Quotations
from the
Correspondence of Rizal
From Bobby Manasan
"I assure you that I
have no desire to take part in conspiracies Rizal's letter to Blumentritt, sent from Geneva, dated 19 June 1887 (Rizal's 26th birthday) The Rizal-Blumentritt
Correspondence, Volume I, Page 105 |
bobmanasan@hotmail.com wrote
Was Rizal a cowardly pacifist or was he a cunning and premeditating revolucionario at heart? It is likely that at the time Rizal wrote the letter he believed that the Filipinos' gains from Spain outweigh the excesses of its evil administration and he was still hoping that reforms may be instituted to correct them. He also told Blumentritt that his and the Filipinos' patience may run out before the reforms happened. Rizal was a man of peace, who was not beyond becoming "a partisan of violent means" when the circumstances called for it, in his own words.

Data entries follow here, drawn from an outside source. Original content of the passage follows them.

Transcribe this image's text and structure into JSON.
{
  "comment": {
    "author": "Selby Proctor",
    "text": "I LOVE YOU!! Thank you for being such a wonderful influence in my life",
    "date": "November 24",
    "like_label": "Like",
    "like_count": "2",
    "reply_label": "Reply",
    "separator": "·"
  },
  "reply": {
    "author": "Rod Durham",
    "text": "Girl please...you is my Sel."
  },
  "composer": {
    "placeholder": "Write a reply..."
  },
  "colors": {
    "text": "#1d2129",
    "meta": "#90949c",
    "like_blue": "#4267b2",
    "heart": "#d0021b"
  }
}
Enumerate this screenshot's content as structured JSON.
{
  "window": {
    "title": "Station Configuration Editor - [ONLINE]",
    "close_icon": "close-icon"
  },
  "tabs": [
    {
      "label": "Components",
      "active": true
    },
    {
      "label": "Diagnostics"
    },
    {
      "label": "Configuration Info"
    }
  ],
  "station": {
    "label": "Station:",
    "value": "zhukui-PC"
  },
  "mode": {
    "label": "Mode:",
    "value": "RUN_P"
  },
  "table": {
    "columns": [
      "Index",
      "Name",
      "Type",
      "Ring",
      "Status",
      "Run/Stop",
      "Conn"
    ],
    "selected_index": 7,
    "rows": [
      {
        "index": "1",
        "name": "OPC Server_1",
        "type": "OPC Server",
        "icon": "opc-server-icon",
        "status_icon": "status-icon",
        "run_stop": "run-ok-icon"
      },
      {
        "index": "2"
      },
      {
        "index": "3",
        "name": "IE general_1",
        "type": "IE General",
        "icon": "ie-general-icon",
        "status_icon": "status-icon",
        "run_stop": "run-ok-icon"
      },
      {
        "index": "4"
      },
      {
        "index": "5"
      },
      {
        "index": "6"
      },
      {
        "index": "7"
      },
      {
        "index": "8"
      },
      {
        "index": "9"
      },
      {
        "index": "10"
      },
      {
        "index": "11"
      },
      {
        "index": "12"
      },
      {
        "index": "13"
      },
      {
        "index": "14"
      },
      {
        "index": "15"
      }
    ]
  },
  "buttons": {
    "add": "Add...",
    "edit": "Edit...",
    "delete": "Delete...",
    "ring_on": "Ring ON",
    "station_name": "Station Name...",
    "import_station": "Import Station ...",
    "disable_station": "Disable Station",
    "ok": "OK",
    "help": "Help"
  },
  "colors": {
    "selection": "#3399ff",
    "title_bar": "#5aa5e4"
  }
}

valkyrie47no@yahoo.com wrote
Less than two years after he wrote the letter from which the above quote was taken, Rizal wrote to Blumentritt from London in 31 January 1889, "We want the happiness of the Philippines, but we want to obtain it through noble and just means, for right is on our side and therefore we ought not to do any thing wrong. If I have to act villainously in order to make my country happy, I would refuse to do it because I am sure that what is built on sand sooner or later would tumble down." Many scholars, teachers and students of Rizal tend to believe that he was against the revolution even when Bonifacio and his katipuneros had started it. Rizal was not against revolution per se and he, in fact wrote Blumentritt "When the Filipinos would prefer to die rather than endure longer their misery, then I will also become a partisan of violent means." Unfortunately Rizal died before he could find the noble and just means that would prevent him from building on sand.